Oh, wow! I went through almost exactly the same thing 2 years ago, but with a then 13 year old daughter. My now ex-husband had become abusive, both verbally and physically, then decided that he was done being married and being a father. He left, but wouldn't come get any of his things and move out. It was incredibly painful for my daughter and myself, as he would occasionally come home to get one or two things, then be gone again. Here's what I did. You decide whether it will work for you or not.
1. If you have a separate garage, pack up everything you would say is "his" and put it in there. Make sure anything you don't want him to take is out of the garage first, because you want to make it as simple as possible.
2. Get your locks changed on all doors of your house/apartment/condo.

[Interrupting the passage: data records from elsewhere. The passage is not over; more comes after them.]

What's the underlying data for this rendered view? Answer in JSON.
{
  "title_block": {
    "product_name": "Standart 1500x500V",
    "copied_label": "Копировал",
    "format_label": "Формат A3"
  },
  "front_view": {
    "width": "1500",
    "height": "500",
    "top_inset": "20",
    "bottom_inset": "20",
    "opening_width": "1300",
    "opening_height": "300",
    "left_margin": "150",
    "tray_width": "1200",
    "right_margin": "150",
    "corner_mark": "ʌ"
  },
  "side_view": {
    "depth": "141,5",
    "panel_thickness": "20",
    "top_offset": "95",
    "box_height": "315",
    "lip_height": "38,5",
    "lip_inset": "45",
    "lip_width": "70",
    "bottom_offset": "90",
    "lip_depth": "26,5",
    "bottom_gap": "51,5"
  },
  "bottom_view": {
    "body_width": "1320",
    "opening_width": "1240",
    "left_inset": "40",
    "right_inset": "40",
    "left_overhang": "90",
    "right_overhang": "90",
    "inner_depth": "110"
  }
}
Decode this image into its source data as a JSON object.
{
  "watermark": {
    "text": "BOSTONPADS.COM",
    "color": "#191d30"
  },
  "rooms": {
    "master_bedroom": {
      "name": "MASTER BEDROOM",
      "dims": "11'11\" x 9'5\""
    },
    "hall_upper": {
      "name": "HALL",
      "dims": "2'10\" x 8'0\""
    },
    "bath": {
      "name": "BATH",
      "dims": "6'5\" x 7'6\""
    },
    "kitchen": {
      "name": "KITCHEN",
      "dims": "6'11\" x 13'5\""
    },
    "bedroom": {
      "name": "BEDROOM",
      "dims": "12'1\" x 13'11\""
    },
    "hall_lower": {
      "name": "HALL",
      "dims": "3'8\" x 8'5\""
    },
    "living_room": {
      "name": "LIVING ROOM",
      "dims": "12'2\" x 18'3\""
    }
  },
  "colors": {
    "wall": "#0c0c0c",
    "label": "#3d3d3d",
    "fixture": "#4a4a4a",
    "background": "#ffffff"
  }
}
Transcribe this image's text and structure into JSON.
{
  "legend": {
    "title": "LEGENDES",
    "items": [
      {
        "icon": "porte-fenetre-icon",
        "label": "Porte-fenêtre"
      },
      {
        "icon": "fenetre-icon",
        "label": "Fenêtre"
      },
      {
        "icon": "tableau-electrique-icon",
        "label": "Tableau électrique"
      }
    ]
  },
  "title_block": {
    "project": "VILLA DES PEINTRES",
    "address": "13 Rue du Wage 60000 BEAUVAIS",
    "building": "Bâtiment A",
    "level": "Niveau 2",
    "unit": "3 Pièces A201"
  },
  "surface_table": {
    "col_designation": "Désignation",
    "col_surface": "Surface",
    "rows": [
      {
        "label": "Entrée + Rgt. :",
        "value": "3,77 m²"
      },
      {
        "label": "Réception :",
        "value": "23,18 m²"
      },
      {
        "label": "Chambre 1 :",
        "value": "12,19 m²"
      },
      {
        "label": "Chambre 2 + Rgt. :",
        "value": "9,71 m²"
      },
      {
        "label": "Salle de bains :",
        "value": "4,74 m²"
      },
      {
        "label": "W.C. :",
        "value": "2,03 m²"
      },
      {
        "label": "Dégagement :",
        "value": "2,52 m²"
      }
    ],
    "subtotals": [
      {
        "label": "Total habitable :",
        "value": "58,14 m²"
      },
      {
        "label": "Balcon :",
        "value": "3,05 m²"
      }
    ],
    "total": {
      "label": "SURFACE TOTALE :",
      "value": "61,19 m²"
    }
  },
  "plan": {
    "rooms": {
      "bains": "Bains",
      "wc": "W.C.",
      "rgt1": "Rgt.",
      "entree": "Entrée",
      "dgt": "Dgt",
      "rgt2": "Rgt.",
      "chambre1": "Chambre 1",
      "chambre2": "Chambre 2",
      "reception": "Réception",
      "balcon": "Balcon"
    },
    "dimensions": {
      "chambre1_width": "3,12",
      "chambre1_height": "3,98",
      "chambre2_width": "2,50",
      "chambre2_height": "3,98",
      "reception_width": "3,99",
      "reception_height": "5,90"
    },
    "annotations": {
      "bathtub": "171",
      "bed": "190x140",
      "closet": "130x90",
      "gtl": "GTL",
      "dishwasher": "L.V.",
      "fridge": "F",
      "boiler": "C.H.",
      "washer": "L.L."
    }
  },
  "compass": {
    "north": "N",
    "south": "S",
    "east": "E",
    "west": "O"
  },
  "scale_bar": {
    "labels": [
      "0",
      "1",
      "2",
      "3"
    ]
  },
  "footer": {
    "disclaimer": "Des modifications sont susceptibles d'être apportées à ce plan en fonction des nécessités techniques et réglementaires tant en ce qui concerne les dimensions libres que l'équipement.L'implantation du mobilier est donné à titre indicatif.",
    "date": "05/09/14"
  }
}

3. Tell him that if he wants to keep your car, he needs to get a loan to pay for it, or return it to you so you can either keep or sell it.
4. Find someone else you trust to watch your kids, and set up visitation for him. This part will probably be tough, but you really want to set boundaries with him.
5. Get online and find the paperwork to file for legal separation and child support.
Here's a link: http://www.courts.state.co.us/chs/court/forms/domestic/jd...
The fact that he pays child support to someone else already and has "very little money" is no longer your problem. I know that sounds harsh, but you need to think of yourself and your children now that he has decided that he doesn't want to be a full-time part of your family anymore. He needs to either get a better job, or work a second part-time job anywhere necessary in order to pay for the things you and your kids need. If you're really not sure if he is done being married, offer him a choice. Let him know that if he's serious about leaving permanently, you're going to file paperwork with the courts and get child support set up. If he still wants to work on it, you'll set up counselling. My ex chose counselling, then changed his mind the day before the appointment. I packed all of his stuff and told him to come get it. He has since said that was a HUGE reality check for him, and it made him grow up really fast. We've been legally divorced for over a year now, and are both in new relationships with other people. We get along great now, have salvaged the friendship that caused us to get married in the first place, and are actually going back-to-school shopping together with our daughter on Sunday. I NEVER thought that would happen, but God took care of all of us.
Good luck, and we'll be praying for you!